Je trouvais que le son était un bon média pour capter le(s) discours autour de l’itinérance. J’avais dans l’idée de présenter (pour opposer) des bribes de ces discours, que je considère divisés en deux orientations principales : les discours axés sur le bien-fondé de l’exclusion (en se servant souvent du « risque » que posent les itinérants) et ceux qui, au contraire, se veulent inclusifs et sensibles.
Je me suis cependant rapidement buté à une difficulté : j’ai trouvé très peu de traces de cette première orientation sur Internet. Lorsqu’on tape des mots-clés liés à l’itinérance sur YouTube, par exemple, la quasi-totalité des vidéos sont soit des présentations d’initiatives d’aide aux sans-abris ou des reportages sur les rudes conditions de l’itinérance.
Si je ne trouve pas de traces d’un discours stigmatisant sur les itinérants – alors qu’on est supposé trouver de tout sur la toile – dois-je en arriver à la conclusion qu’un tel discours n’existe à peu près pas? Je me rappelle pourtant ces quelques recrues de mon équipe des Gee-Gees qui, en début de session, m’affirmaient avec dédain être surpris de voir tous ces « f***in’ crackheads » près de l’Université et du Marché By. (J’aurais pu leur demander de me reparler de leurs impressions pour m’en servir pour ce billet, mais zone rouge oblige…)
J’en arrive à la conclusion que le premier discours que j’essayais de capter s’insère plus largement dans une attitude face à l’itinérance et n’en est que le reflet - parfois subtile. D’une part, on essaie de normaliser son existence, sans réellement l’accepter. Un peu comme le dégât qu’on veut balayer sous le tapis. D’autre part, quand on en voit encore les traces, c’est l’itinérant qui pose un problème, pas l’itinérance. C’est lui qui prend toute la place, qui est sale, qui nous dérange dans la rue, qui nous fait peur.
Le second discours aborde l’itinérance différemment. En considérant « l’itinérant » d’abord et avant tout selon sa qualité d’humain, il met l’accent sur le besoin de reconstruire ces liens, vitaux, desquels cet être a été privé. Le caractère problématique de la situation devient dès lors le phénomène en soi, pas les gens qui en sont touchés.

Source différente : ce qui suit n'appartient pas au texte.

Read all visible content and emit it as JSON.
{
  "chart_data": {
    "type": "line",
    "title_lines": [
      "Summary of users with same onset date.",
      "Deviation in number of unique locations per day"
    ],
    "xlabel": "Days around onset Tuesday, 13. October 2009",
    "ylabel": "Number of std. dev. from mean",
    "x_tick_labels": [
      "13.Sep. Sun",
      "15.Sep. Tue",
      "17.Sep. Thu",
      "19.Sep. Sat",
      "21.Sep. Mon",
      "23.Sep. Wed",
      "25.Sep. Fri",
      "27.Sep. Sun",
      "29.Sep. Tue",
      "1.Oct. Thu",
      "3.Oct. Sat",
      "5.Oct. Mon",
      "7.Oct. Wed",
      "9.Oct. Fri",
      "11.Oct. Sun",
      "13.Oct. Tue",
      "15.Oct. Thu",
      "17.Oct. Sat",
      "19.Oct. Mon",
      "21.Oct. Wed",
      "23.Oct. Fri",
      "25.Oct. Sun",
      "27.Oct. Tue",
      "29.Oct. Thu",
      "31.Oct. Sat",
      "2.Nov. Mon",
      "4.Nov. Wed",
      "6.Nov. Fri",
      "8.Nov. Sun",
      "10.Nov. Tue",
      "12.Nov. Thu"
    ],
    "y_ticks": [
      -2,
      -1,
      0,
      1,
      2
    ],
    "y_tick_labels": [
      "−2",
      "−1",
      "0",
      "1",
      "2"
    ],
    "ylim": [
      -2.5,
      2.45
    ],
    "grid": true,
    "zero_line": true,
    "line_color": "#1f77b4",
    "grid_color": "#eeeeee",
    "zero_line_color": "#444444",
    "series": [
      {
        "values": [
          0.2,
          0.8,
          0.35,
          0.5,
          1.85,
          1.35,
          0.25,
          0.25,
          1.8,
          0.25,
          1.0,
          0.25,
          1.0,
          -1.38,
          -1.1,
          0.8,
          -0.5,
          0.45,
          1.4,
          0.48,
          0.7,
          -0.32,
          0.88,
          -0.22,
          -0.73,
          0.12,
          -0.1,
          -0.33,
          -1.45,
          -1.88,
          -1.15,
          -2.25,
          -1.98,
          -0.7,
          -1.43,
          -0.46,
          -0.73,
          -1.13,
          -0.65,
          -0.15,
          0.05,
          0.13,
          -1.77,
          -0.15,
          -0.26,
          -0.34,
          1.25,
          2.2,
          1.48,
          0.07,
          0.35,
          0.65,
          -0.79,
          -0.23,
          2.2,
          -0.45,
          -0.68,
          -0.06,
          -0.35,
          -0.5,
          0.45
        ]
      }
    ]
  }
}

Le premier extrait sonore consiste en la lecture d’une citation de Michel Dallaire qui essaie de justifier sa conception de bancs « anti-sans-abris » qui comportent des accoudoirs au milieu, de façon à empêcher qu’on (qu’« ils »?) dorme dessus. Le second est le témoignage d’Hervé, un homme itinérant, dans une vidéo de l’organisme Entourage, dont l’objectif est la création de liens entre les « sans-abris » et les « avec-abris » en France. Ces deux extraits vocaux sont séparés par un « scratch », son souvent utilisé par les DJs hip-hop pour, entre autres, marquer le passage entre deux chansons distinctes.